Acquisition of majority interest in MCM Environmental Technologies, Inc.
------------------------------------------------------------------------

     On December 17, 2002, the Company completed the acquisition of 57.53% of
the capital stock of MCM Environmental Technologies ("MCM"). The Company
acquired its interest for a purchase price of $2.4 million. MCM is engaged in
the medical infectious waste business. Upon closing, Caprius designees were
elected to three of the five seats on MCM's Board of Directors, with George
Aaron, President and CEO, and Jonathan Joels, CFO, filling two seats. At the
time of the acquisition of MCM, the Company's outstanding loans to MCM
aggregated $565,000 which were paid by reducing the cash portion of the purchase
price.

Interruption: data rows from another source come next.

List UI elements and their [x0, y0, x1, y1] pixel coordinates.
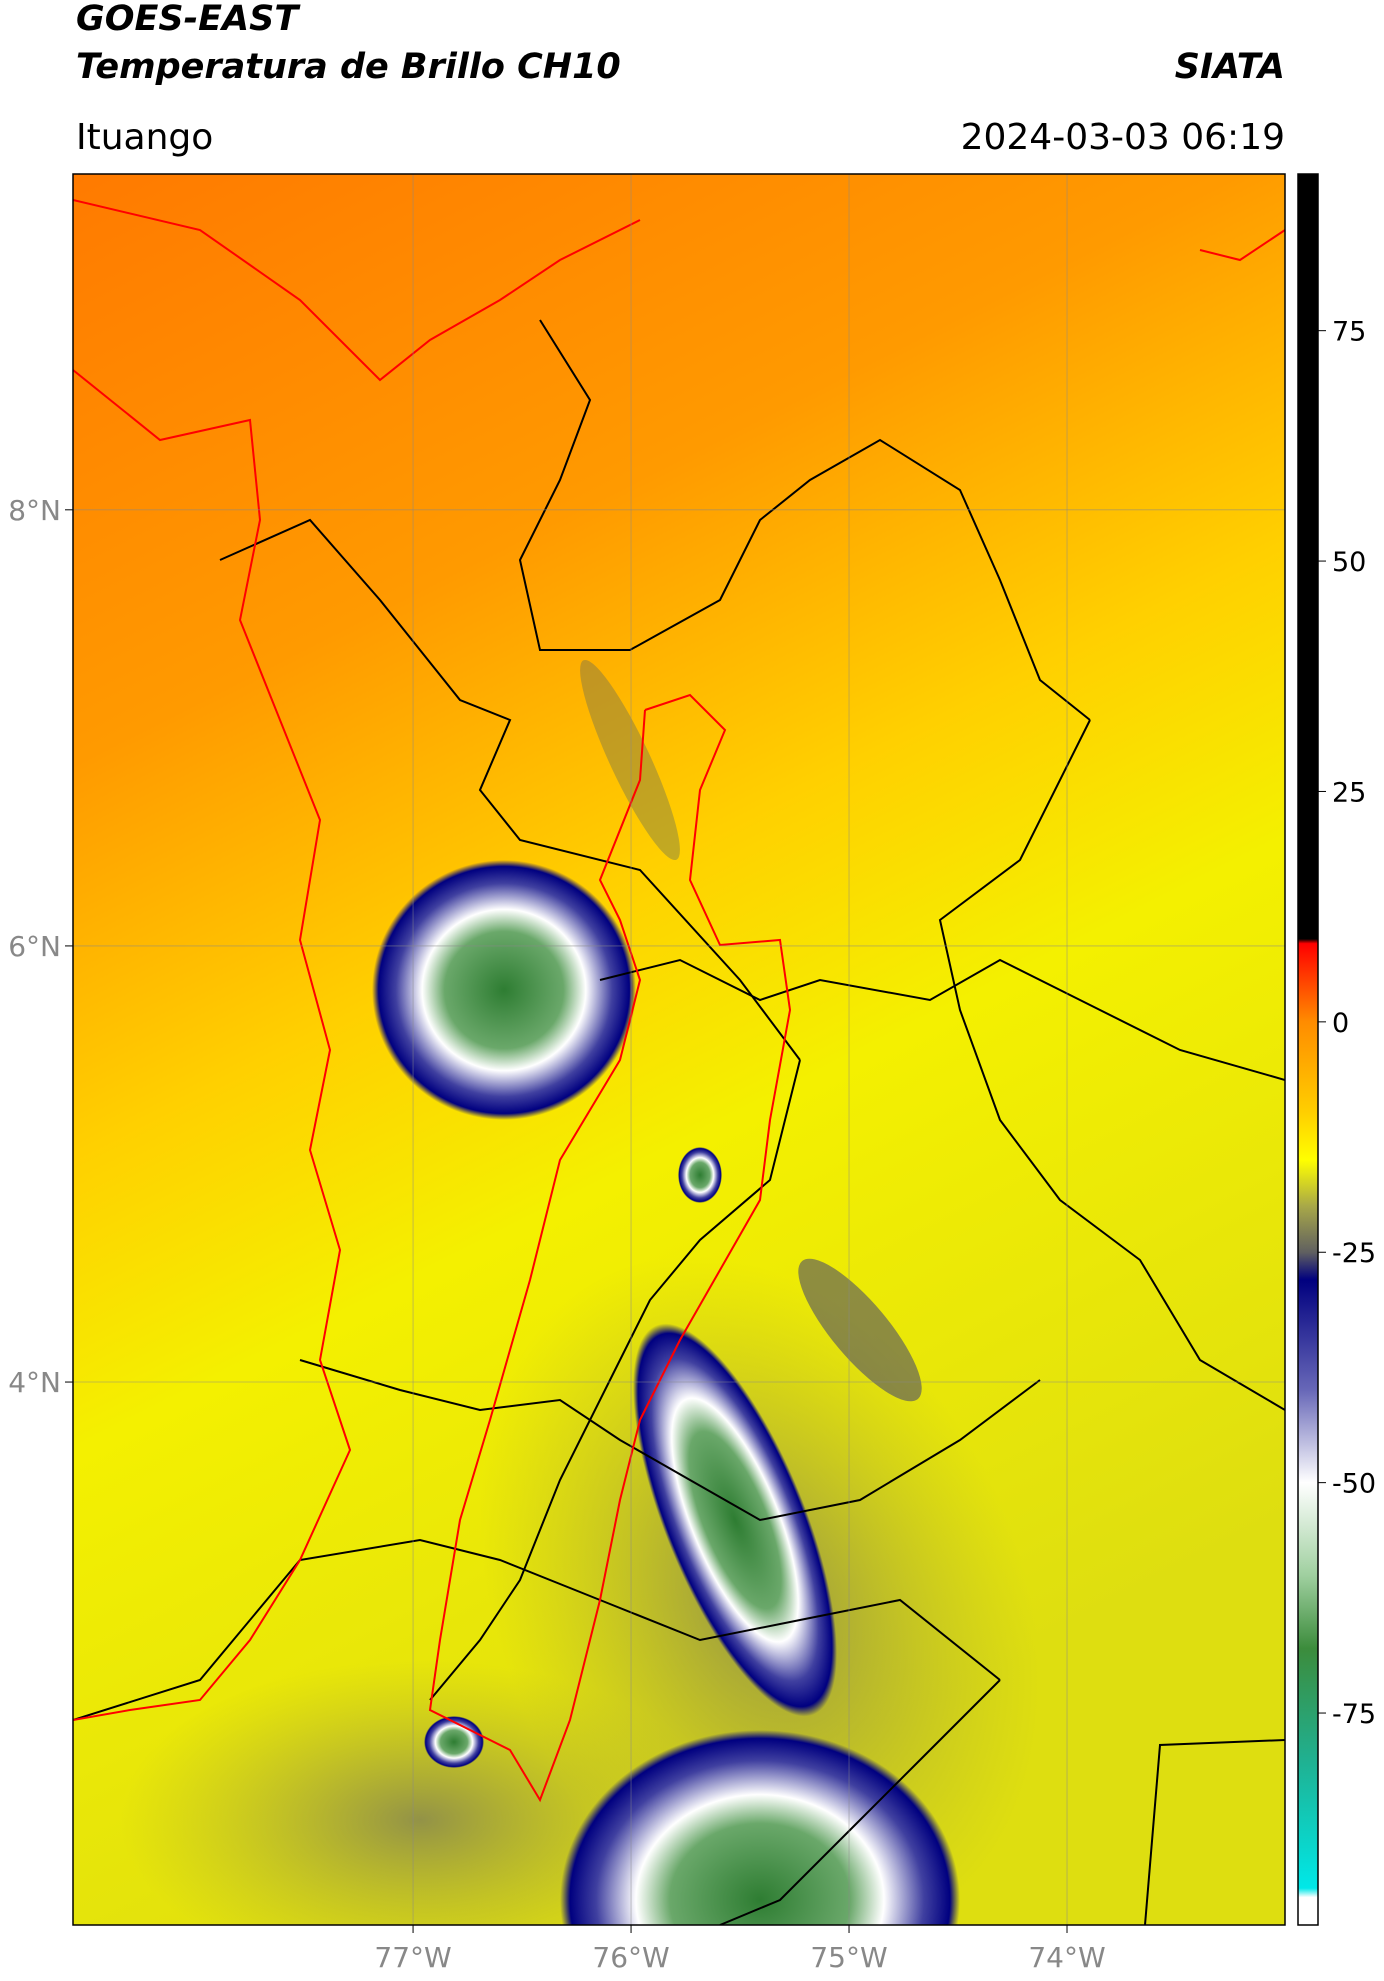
satellite-name: GOES-EAST	[76, 0, 301, 39]
ituango-outline	[73, 199, 1285, 1803]
graticule	[73, 174, 1285, 1925]
map-frame	[72, 173, 1286, 1926]
coastline	[1199, 229, 1285, 262]
boundary	[429, 1059, 801, 1701]
colorbar-tick-label: 0	[1332, 1008, 1349, 1039]
lat-tick-label: 6°N	[8, 930, 61, 963]
colorbar-tick-label: 75	[1332, 317, 1366, 348]
satellite-image	[73, 174, 1285, 1925]
boundary	[938, 719, 1285, 1411]
datetime: 2024-03-03 06:19	[961, 117, 1285, 158]
coastline	[73, 369, 352, 1721]
boundary	[518, 319, 1091, 721]
lon-tick-label: 77°W	[374, 1941, 451, 1974]
storm-cell	[560, 1730, 960, 1925]
colorbar-tick-label: -25	[1332, 1238, 1376, 1269]
agency: SIATA	[1175, 47, 1285, 87]
colorbar-tick-label: 25	[1332, 777, 1366, 808]
cloud-streak	[580, 659, 680, 861]
boundary	[1144, 1739, 1285, 1925]
boundary	[599, 958, 1285, 1081]
storm-cell	[424, 1716, 484, 1768]
storm-cell	[633, 1323, 837, 1717]
product-title: Temperatura de Brillo CH10	[76, 47, 621, 87]
storm-cell	[678, 1147, 722, 1203]
region-outline	[428, 693, 792, 1803]
lon-tick-label: 75°W	[810, 1941, 887, 1974]
lon-tick-label: 74°W	[1028, 1941, 1105, 1974]
location: Ituango	[76, 117, 213, 158]
cloud-streak	[798, 1258, 922, 1402]
storm-cell	[372, 860, 636, 1120]
coastline	[73, 199, 641, 382]
boundary	[219, 518, 801, 1061]
colorbar-tick-label: 50	[1332, 547, 1366, 578]
lat-tick-label: 8°N	[8, 494, 61, 527]
lon-tick-label: 76°W	[592, 1941, 669, 1974]
boundary	[73, 1538, 1001, 1721]
colorbar-tick-label: -75	[1332, 1699, 1376, 1730]
colorbar-tick-label: -50	[1332, 1469, 1376, 1500]
colorbar	[1297, 173, 1319, 1926]
admin-boundaries	[73, 319, 1285, 1925]
boundary	[299, 1359, 1041, 1522]
boundary	[719, 1679, 1001, 1925]
lat-tick-label: 4°N	[8, 1366, 61, 1399]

For a six month period commencing 19 months and ending 25 months from
December 17, 2002, pursuant to a Stockholders Agreement, the stockholders of MCM
(other than the Company) shall have the right to put all of their MCM shares to
MCM, and MCM shall have the right to call all of such shares, at a price based
upon a pre-set determination calculated at such time. At the Company's option,
the purchase price for the remaining MCM shares may be paid in cash or the
Company's common stock. The acquisition was financed through proceeds from the
sale of the TDM business. Additionally, as part of the transaction, certain debt
of MCM to its existing stockholders and to certain third parties was converted
to equity or restructured. Legal and other costs incurred in 2002 directly
related to the acquisition totaled $189,463, and are included in deferred
acquisition costs in the accompanying consolidated balance sheet as of
September 30, 2002. These costs will be allocated to the purchase price of MCM.
The acquisition will be accounted for using the purchase method of accounting
under which the purchase price will be allocated to the assets acquired and
liabilities assumed based on their estimated fair values.